Malcolm se vio inundado por un aluvión de recuerdos adolescentes. Aquellas hormonas sin control los habían llevado a practicar el sexo más temerario, y mucho. Se aclaró la garganta. Era una pena que su mente aún siguiera anclada en el pasado.
–No hacen falta disculpas, pero te lo agradezco –sabía que la había decepcionado, y no quería cometer el mismo error de nuevo–. Déjame llevarte a cenar, y te cuento una idea que tengo para garantizar tu seguridad mientras se celebra el juicio.
–Gracias, pero no –Celia cerró el portátil que tenía sobre el escritorio y lo guardó en la funda–. Tengo que poner las notas de fin de curso.
–Tienes que comer.
–Y lo haré. Tengo media pizza en la nevera de casa, esperándome.
–Muy bien. Entonces no me dejas elección. Hablaré ahora. Esta amenaza contra tu vida es real. Muy real. Por mi trabajo… –ese trabajo que solo conocían unos pocos–. Tengo acceso a fuentes de inteligencia y seguridad que no puedes ni imaginar. Necesitas protección, mucha más de la que puede proporcionarte el departamento de policía y las influencias de tu padre.
–Creo que estás siendo un poco dramático.
–Son caciques de las drogas, Celia. Tienes mucho dinero y nada de escrúpulos.

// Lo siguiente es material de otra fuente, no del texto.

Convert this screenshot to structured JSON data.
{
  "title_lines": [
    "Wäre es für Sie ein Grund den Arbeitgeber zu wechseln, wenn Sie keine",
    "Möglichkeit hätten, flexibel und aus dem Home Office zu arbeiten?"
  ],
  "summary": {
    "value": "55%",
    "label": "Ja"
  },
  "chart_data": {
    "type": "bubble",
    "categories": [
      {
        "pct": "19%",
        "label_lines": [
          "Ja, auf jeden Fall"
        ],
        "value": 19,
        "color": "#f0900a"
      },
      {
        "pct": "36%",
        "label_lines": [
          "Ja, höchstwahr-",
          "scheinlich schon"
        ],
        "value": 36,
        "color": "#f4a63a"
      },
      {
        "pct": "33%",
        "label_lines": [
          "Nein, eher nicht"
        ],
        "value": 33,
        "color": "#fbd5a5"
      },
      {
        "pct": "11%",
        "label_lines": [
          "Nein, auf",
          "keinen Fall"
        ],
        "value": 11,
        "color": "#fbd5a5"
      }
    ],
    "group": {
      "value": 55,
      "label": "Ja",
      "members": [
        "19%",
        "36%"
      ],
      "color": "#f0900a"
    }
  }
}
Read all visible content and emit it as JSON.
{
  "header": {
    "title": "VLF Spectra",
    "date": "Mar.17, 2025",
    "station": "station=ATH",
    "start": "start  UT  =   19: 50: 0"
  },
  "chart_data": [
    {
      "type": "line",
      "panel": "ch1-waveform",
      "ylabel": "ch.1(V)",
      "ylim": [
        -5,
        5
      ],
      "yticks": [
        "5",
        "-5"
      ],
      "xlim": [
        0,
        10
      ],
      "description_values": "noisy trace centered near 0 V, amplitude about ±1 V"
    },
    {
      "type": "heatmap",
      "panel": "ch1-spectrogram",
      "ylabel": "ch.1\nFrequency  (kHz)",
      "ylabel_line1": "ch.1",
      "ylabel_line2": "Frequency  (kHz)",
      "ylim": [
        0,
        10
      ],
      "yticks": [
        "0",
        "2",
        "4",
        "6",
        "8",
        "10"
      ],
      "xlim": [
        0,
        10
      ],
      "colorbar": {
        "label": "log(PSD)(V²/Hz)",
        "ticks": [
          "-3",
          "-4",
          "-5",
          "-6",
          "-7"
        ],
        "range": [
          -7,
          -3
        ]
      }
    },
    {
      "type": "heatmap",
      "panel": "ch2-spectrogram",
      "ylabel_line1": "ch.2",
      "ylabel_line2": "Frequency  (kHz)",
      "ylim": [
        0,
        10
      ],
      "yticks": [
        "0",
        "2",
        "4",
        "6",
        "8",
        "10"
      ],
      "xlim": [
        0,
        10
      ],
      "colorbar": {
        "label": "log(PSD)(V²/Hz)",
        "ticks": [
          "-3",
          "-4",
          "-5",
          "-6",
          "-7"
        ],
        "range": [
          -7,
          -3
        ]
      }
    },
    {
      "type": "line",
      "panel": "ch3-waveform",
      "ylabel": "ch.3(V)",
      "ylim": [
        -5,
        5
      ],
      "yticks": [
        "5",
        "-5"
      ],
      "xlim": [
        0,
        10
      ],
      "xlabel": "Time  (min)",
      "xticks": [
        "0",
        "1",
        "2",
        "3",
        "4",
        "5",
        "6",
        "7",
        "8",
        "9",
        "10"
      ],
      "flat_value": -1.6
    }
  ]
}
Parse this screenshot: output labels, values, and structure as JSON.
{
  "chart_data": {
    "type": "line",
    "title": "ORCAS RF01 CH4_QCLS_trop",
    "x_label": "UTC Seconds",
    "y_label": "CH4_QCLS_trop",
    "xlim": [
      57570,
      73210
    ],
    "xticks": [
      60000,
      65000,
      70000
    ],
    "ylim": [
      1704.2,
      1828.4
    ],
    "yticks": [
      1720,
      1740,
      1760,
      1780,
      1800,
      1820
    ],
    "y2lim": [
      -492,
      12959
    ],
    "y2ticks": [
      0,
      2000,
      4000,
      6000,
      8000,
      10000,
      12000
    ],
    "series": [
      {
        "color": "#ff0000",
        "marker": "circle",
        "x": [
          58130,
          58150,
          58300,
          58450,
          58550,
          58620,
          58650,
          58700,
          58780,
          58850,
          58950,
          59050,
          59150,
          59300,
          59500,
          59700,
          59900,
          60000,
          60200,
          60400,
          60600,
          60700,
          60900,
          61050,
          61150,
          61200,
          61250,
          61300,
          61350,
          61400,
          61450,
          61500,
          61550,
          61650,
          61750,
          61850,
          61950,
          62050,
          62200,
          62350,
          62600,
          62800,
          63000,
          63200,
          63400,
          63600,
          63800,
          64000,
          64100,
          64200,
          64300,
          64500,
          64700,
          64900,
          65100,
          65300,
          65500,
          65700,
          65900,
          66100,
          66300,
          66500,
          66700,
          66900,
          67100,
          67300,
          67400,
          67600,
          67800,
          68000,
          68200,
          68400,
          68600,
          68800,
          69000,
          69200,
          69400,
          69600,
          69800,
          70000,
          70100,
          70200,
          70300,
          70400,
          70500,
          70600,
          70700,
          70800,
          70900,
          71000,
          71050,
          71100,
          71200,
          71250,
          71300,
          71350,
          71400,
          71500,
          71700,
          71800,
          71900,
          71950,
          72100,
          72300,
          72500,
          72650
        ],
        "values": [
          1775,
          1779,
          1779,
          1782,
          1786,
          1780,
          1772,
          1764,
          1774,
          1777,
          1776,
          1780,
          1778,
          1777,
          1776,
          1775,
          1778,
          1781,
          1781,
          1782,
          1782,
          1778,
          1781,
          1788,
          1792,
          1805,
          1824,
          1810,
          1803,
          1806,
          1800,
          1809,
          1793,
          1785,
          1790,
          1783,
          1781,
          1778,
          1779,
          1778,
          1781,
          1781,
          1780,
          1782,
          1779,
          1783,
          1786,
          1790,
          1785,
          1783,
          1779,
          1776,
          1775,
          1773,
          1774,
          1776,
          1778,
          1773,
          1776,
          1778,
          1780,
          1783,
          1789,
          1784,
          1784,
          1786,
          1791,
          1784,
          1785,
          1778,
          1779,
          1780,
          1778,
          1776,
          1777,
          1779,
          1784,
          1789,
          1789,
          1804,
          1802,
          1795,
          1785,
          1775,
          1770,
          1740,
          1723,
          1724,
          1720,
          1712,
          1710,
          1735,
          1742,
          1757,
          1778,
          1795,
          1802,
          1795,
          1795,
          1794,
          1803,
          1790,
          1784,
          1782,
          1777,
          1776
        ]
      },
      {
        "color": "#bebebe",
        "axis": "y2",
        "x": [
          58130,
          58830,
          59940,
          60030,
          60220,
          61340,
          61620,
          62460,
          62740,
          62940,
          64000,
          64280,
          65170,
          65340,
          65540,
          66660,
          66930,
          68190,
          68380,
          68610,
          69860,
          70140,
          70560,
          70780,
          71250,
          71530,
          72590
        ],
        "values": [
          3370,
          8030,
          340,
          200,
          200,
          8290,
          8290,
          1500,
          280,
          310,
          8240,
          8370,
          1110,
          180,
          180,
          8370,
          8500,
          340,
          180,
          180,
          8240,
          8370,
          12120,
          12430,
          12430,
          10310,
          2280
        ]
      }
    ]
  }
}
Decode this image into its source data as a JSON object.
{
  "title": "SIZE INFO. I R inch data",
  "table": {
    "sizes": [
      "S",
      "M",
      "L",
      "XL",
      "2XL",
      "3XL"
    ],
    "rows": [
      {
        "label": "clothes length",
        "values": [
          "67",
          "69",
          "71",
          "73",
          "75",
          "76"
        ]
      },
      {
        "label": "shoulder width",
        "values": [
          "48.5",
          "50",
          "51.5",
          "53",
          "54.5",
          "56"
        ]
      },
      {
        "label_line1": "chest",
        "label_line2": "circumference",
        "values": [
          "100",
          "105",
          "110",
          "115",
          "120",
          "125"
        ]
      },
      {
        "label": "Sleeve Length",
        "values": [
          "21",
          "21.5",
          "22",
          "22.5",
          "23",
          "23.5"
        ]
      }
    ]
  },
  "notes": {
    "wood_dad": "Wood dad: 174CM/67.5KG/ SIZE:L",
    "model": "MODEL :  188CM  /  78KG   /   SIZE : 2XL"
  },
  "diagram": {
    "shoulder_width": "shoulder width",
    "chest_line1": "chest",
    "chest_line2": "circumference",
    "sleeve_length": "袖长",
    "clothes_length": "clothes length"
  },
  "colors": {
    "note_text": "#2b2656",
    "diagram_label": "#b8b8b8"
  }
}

En otra época había sido un chivo expiatorio para gente de esa calaña. Lo había hecho para proteger a su madre. Pero toda la culpa había sido suya, por haberse interpuesto en el camino de esos matones. Ponerse a trabajar en aquel club había sido el último intento que había hecho para ganar un poco de dinero y mantener a Celia y al bebé que estaba en camino.
–Te harán daño, mucho. Incluso pueden llegar a matarte para influenciar a tu padre.
–¿Crees que no lo sé ya? He hecho todo lo que he podido.
–No todo.
–Muy bien. Señor Sabelotodo –dijo Celia, suspirando–. ¿Qué más puedo hacer?
Malcolm la agarró de los brazos y se acercó. No quería sucumbir a la tentación de estrecharla entre sus brazos y besarla hasta hacerla cambiar de parecer, pero usaría la pasión para convencerla si era preciso.
–Deja que mis guardaespaldas te protejan. Vente conmigo en mi gira por Europa.